Wenn der wohlverdiente Urlaub ansteht, denkt der Mensch verständlicherweise zuerst an die schönen Dinge wie Sonne, Strand und Meer. Doch auch der Koffer will rechtzeitig und vor allem verantwortungsbewusst gepackt werden. Neben notwendigen Medikamenten, Sonnenschutz und einem kleinen Erste-Hilfe-Kit, gehört auf jeden Fall auch eine Krankenversicherung für den Auslandsaufenthalt mit ins Gepäck.

Schutz vor hohen Kosten

In den meisten Fällen verlebt man natürlich einen unvergesslichen Urlaub, ohne Zwischenfälle. Falls aber doch etwas passiert, kann sich die verletzte Person auf die lückenlose Rundumversorgung einer Auslandskrankenversicherung verlassen. Die meisten Menschen setzen sich erst dann mit dem Kleingedruckten ihrer Kranken­ver­sicherung auseinander, wenn bereits etwas passiert ist.
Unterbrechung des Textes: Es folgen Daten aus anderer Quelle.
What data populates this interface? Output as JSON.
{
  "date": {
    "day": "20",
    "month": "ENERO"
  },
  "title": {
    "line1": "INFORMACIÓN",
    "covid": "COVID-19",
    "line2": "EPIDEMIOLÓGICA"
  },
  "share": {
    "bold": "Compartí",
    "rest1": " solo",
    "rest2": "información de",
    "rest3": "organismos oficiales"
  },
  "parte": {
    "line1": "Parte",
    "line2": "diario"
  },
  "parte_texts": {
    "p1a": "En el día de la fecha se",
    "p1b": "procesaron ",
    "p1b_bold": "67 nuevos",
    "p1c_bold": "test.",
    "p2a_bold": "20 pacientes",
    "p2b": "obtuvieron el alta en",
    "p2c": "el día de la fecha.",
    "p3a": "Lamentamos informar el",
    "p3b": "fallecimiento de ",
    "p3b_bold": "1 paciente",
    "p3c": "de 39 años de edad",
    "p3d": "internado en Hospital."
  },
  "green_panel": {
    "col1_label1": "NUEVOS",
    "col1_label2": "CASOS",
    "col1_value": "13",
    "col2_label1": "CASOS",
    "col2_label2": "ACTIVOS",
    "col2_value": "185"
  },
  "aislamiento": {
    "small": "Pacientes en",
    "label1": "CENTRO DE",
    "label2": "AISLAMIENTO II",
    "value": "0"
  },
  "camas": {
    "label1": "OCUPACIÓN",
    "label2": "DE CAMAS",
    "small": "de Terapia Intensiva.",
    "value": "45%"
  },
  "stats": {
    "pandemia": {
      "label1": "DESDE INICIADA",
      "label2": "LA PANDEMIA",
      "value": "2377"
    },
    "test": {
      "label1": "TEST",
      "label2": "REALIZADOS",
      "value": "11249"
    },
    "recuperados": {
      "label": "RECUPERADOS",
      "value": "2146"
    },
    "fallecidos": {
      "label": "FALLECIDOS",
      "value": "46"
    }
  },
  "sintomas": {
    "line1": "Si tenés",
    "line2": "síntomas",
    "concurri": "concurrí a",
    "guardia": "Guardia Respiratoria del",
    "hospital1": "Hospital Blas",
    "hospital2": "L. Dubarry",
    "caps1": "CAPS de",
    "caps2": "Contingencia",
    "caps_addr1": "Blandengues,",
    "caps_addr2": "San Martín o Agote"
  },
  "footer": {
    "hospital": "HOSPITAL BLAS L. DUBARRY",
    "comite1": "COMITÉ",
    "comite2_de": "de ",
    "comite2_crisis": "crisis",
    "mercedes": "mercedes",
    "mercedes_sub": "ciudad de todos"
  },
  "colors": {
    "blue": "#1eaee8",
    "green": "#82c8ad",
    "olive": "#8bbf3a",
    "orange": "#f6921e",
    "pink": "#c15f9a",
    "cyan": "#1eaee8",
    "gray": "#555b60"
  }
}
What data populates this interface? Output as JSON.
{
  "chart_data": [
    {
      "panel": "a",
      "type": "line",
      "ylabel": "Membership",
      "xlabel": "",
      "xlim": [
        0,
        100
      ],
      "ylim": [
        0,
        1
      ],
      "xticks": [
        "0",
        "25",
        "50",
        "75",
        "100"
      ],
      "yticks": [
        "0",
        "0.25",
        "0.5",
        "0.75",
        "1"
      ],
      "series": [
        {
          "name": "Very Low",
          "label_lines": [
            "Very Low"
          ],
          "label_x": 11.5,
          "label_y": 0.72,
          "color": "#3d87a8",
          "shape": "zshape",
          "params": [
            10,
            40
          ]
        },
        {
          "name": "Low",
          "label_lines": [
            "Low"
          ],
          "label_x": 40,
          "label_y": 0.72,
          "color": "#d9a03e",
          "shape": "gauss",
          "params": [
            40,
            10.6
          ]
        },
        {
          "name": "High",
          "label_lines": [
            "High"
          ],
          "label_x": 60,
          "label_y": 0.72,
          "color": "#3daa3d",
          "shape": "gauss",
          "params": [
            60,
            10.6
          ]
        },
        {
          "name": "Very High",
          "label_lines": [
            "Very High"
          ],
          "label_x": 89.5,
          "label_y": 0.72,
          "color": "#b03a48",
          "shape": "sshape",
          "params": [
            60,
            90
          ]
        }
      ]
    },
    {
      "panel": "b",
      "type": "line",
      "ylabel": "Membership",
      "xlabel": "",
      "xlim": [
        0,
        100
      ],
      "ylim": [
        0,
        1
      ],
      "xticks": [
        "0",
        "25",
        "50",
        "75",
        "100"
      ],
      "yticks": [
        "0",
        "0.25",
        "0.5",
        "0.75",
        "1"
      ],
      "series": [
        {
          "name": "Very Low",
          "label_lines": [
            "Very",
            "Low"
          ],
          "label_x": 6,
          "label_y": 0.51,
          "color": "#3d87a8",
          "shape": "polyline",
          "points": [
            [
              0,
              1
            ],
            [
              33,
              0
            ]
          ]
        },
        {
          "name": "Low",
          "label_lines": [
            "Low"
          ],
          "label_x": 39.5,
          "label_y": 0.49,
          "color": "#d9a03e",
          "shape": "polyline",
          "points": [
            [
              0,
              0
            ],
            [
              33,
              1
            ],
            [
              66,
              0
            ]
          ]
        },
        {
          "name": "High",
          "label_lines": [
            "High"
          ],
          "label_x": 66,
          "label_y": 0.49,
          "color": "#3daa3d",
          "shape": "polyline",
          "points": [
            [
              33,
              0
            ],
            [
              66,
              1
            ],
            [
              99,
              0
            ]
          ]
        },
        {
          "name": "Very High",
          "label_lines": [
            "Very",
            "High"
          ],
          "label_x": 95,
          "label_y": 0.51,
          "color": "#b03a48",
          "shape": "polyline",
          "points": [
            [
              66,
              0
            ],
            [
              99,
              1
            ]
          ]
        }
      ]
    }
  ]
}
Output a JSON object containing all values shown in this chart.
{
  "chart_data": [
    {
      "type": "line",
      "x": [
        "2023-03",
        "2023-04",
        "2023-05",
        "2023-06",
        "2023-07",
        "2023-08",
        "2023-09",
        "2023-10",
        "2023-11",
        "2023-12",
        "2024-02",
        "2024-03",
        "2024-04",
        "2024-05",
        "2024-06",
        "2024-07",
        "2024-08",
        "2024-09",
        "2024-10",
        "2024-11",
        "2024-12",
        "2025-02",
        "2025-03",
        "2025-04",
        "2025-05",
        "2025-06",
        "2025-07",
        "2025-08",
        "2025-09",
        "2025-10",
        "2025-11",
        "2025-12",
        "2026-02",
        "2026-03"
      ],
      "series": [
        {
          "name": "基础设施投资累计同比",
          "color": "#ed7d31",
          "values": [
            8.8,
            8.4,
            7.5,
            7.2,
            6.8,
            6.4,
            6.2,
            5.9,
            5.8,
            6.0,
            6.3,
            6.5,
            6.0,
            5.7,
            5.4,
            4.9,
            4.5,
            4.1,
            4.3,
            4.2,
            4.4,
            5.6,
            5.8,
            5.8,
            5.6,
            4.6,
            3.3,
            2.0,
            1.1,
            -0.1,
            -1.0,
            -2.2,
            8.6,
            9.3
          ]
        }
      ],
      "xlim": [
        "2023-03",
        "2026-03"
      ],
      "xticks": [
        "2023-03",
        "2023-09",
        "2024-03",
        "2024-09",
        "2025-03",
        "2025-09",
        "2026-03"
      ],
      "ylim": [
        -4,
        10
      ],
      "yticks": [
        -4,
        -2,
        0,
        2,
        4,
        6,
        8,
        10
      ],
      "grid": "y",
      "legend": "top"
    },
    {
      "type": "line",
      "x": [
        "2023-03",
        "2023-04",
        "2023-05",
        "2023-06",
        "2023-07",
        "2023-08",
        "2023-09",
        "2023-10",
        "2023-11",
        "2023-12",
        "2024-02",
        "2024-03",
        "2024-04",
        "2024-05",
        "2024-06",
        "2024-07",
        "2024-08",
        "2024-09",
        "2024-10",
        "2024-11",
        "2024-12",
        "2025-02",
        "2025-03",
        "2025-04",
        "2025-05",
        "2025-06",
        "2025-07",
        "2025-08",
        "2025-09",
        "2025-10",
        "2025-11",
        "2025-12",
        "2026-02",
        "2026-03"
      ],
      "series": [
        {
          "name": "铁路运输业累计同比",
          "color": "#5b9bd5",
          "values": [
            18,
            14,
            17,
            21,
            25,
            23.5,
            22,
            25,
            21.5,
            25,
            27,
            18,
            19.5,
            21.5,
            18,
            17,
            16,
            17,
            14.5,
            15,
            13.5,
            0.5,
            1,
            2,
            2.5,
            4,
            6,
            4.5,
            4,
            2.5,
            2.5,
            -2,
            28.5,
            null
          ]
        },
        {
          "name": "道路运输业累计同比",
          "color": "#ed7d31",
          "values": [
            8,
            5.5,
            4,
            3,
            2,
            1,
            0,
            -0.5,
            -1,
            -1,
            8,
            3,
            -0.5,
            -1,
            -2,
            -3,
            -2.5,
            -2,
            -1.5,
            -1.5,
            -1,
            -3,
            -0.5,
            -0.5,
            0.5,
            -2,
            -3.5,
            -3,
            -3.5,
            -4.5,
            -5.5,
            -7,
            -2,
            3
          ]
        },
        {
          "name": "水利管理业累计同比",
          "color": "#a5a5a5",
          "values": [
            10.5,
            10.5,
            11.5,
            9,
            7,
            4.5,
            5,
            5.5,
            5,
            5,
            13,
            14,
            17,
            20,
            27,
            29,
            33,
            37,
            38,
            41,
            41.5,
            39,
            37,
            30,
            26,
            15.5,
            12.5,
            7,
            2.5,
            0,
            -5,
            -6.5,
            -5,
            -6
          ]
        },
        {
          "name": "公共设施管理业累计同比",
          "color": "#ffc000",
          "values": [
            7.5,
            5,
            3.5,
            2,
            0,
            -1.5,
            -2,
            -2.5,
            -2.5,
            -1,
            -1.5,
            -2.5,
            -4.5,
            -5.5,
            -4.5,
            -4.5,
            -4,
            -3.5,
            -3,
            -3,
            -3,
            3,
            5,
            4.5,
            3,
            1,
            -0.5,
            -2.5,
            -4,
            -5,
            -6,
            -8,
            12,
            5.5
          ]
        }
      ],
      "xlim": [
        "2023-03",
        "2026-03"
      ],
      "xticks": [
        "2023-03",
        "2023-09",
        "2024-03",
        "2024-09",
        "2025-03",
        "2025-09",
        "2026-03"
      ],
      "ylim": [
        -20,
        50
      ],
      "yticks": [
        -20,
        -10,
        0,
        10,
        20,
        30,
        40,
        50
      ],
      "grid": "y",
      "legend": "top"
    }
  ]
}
Ein fataler Fehler, denn die gesetzliche Krankenversicherung (GKV) übernimmt z.B. ausschließlich medizinische Kosten, die in europäischen Mitgliedsländern, der Schweiz oder anderen Ländern entstehen, in denen das Sozialversicherungsabkommen greift. Allerdings heißt dies noch lange nicht, dass man die gleichen Kosten erstattet bekommt, die auch in Deutschland angefallen wären. Hier ist das medizinische Niveau des Reiselandes das Maß aller Dinge.

Eine zusätzliche Versorgung, die in Deutschland zum medizinischen Standard gehören würde, muss der Versicherte dann aus eigener Tasche bezahlen. Ganz zu Schweigen davon, wenn man im Ausland im Krankenhaus landet. Dort bleibt der Versicherte im Notfall möglicherweise komplett auf den Arzt- bzw. Kranken­haus­kosten sitzen. Des Weiteren sollte man darauf achten, ob man privatärztlich behandelt wird, denn auch diese Leistungen werden von den gesetzlichen Krankenkassen nicht bezahlt. Die Auslandskrankenversicherung schützt in diesen Fällen vor unerwartet hohen Kosten.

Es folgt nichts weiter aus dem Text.